A recipient [of federal financial assistance] shall not use criteria or methods of administering its program which have the effect of subjecting individuals to discrimination because of their race, color, national origin, or sex, or have the effect of defeating or substantially impairing accomplishment of the objectives of the program with respect to individuals of a particular race, color, national origin, or sex.

40 C.F.R. § 7.35(b).

In addition, the EPA requires:

Applicants for EPA assistance [to] submit an assurance with their applications stating that, with respect to their programs or activities that receive EPA assistance, they will comply with the requirements of this Part.

40 C.F.R. § 7.80(a).

[4] The United States Department of Justice and Environmental Protection Agency have filed a brief on behalf of the United States as amicus curiae in opposition to the motion to dismiss.
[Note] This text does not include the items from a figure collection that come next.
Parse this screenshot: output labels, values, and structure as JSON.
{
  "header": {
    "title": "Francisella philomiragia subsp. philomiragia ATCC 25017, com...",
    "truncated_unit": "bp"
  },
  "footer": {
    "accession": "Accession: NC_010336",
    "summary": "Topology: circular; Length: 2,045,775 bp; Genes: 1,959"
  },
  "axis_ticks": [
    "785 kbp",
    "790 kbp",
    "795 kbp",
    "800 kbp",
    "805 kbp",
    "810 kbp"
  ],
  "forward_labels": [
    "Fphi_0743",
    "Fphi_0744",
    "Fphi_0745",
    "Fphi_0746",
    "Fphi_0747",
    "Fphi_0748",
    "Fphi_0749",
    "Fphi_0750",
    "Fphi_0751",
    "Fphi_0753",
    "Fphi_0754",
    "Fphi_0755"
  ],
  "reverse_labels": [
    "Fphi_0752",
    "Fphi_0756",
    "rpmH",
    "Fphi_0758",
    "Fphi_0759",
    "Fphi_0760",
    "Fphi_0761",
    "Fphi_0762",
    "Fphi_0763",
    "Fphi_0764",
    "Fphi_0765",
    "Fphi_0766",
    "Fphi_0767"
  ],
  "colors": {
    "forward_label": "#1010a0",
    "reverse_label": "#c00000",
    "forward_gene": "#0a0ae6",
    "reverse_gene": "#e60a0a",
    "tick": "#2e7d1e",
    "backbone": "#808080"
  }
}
[5] Plaintiffs also cite to a number of decisions from other Circuits which they claim support implication of a private right of action under the regulations. Pls.Resp.Br. at 12-13. Defendants argue that "[n]one of the cases analyze this question. Instead, to the extent that they even discuss the question, they rely on one another and the Supreme Court's decisions in Guardians Ass'n ... and Alexander." Def. Reply Br. to Pls.Resp.Br. at 4-5. We find that the Supreme Court has never decided the question of whether there is an implied right of action under the regulations and that our Court of Appeals's Chowdhury decision is authoritative on us.

[6] Given our disposition of the motion, we leave to another day the resolution of the substantial Eleventh Amendment implications of plaintiffs' action.